Sosiohumaniora, Vol. 8, No. 3, November 2006 : 255 - 271

Pemahaman dan Tanggapan Masyarakat (target groups) Kebijakan Terhadap Kebijakan Otonomi Daerah Masyarakat yang terdiri dari berbagai lapisan dan profesi merupakan target

groups kebijakan otonomi daerah. Dari hasil wawancara mendalam (deep interview) dan FGD (Focus Group Discussion) yang dilakukan peneliti kepada

beberapa lapisan masyarakat Kabupaten Bandung yang terdiri dari beberapa profesi, ternyata pemahaman mereka mengenai otonomi daerah menghasilkan jawban yang beragam. Ada yang positif dan ada yang negatif. Kebanyakan dari mereka belum memahami sepenuhnya mengenai otonomi daerah dan juga belum banyak tersentuh secara positif. Masyarakat yang bersikap positif terhadap pelaksanaan otonomi daerah mengatakan bahwa dengan adanya otonomi daerah, daerah dapat berkembang dengan memaksimalkan potensi yang ada di daerah tersebut, dengan sumber daya yang ada, daerah dapat mengatur dan mengelola sendiri, sehingga daerah akan lebih cepat berkembang, yang akhirnya diharapkan masyarakat akan dapat memetik hasilnya berupa kesejahteraan dan kemakmuran bersama. Sementara masyarakat yang bersikap negatif berpendapat bahwa otonomi daerah tersebut tidak berjalan dengan semestinya, masih jauh dari yang diharapkan. Salah seorang informan mengatakan: ”Pelaksanaan otonomi daerah di Kabupaten Bandung kurang baik, karena belum merata. Peranan dan kemandirian masyarakat juga masih sangat kurang dalam menopang otonomi daerah. Peranan DPRD juga belum memenuhi standar sebagai wakil rakyat.

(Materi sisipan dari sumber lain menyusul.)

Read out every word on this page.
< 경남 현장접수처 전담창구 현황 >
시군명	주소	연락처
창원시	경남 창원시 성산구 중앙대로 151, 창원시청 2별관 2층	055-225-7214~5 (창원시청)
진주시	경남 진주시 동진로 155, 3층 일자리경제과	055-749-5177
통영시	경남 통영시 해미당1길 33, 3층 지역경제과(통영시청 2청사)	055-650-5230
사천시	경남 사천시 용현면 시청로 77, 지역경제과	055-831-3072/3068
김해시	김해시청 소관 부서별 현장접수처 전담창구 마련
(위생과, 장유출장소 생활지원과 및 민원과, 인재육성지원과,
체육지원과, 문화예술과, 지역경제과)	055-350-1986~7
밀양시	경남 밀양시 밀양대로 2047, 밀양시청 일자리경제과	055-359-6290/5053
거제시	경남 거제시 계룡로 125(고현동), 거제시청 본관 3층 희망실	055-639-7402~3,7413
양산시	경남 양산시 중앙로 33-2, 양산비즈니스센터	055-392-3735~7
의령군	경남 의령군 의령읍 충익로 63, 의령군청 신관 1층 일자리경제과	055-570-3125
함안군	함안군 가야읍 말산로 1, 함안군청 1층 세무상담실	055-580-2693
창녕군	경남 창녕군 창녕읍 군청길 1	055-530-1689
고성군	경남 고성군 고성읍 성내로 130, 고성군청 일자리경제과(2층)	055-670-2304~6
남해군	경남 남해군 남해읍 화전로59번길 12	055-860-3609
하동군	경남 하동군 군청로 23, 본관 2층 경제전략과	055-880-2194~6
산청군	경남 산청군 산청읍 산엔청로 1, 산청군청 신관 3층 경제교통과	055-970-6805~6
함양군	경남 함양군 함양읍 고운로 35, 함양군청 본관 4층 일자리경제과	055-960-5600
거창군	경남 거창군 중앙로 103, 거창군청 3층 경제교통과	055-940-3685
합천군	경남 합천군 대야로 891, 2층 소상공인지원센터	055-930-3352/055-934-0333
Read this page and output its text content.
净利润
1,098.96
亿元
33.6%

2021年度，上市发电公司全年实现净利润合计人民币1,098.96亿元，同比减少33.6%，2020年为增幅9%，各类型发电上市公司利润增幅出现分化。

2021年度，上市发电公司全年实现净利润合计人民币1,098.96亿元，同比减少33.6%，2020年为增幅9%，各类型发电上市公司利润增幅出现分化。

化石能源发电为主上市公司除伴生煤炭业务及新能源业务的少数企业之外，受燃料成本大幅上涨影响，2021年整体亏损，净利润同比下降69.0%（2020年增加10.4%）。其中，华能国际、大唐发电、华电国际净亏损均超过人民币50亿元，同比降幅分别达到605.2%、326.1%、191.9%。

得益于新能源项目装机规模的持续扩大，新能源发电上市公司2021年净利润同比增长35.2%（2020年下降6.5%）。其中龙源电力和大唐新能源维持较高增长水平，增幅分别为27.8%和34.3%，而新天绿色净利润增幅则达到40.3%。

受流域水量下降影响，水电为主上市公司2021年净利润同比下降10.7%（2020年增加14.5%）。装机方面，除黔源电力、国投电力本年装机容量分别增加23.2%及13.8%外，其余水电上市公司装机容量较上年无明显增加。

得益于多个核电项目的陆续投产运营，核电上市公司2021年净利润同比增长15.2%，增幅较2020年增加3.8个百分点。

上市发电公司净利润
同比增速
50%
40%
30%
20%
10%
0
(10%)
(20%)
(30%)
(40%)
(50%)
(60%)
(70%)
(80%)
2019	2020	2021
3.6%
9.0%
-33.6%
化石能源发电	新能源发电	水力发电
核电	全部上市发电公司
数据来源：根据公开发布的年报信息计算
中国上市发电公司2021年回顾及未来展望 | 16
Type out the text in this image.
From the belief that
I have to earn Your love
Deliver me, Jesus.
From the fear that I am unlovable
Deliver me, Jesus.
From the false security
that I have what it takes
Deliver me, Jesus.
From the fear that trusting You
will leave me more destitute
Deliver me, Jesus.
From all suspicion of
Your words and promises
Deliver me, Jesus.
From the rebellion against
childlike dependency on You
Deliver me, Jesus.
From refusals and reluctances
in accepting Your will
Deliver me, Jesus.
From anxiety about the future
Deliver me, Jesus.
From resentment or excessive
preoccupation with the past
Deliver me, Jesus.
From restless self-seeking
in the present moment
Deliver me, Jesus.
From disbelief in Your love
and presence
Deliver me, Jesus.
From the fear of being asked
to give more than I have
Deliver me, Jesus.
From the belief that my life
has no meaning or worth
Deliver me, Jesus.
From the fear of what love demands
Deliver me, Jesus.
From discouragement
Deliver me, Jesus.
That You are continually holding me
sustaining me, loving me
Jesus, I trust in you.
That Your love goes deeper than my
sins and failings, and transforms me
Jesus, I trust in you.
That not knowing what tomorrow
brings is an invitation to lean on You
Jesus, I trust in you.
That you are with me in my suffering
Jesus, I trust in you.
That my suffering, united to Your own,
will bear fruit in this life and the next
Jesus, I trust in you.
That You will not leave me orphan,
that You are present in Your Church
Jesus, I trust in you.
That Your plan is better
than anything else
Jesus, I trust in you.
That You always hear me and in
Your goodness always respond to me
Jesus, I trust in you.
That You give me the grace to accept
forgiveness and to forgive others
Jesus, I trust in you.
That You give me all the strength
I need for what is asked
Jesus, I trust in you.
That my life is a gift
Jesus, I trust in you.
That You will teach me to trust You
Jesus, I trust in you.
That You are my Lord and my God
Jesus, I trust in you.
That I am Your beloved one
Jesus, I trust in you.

Persaingan bebas merupakan peluang dan tantangan bagi otonomi daerah, aspek yang diperlukan dalam menopang otonomi daerah yang paling penting adalah aspek ekonomi dan urusan pengangguran merupakan urusan yang harus ditangani oleh pemerintah secara serius. Otonomi daerah belumlah mencapai sasaran yang diinginkan masyarakat dan faktor-faktor yang mempengaruhi keberhasilan otonmi adalah faktor kerja aparat pemerintah daerah.” Kualitas pelayanan publik belum membaik, bahkan semakin menurun. Keinginan mereka menyangkut otonmi daerah adalah kemudahan dalam urusan yang berhubungan dengan pemerintahan, seperti pengurusan surat-surat, pembuatan KTP dan urusan perizinan lainnya. Selain itu mereka juga mengharapkan harga-harga barang pokok dan pendidikan yang murah, fasilitas umum yang memadai dan tersedianya lapangan pekerjaan bagi masyarakat. Pemerintah menurut pandangan mereka semakin melupakan tugas pokoknya sebagai pelayan masyarakat. Mereka menuturkan bahwa pemerintah sekarang ini lebih mementingkan urusannya sendiri daripada urusan masyarakat banyak. Masyarakat lebih membutuhkan urusan yang berkaitan dengan kehidupan seharihari seperti pengurusan KTP, pengurusan izin usaha, pengurusan surat tanah dan sebagainya, tetapi dalam kenyataannya semua ini masih terabaikan. 264

Implementasi Kebijakan Otonomi Daerah: Studi Kasus Tentang Kewenangan dalam Aplikasi Otonomi Daerah Berdasarkan Undang—Undang Nomor 22 Tahun 1999 di Kabupaten Bandung (Utang Suwaryo)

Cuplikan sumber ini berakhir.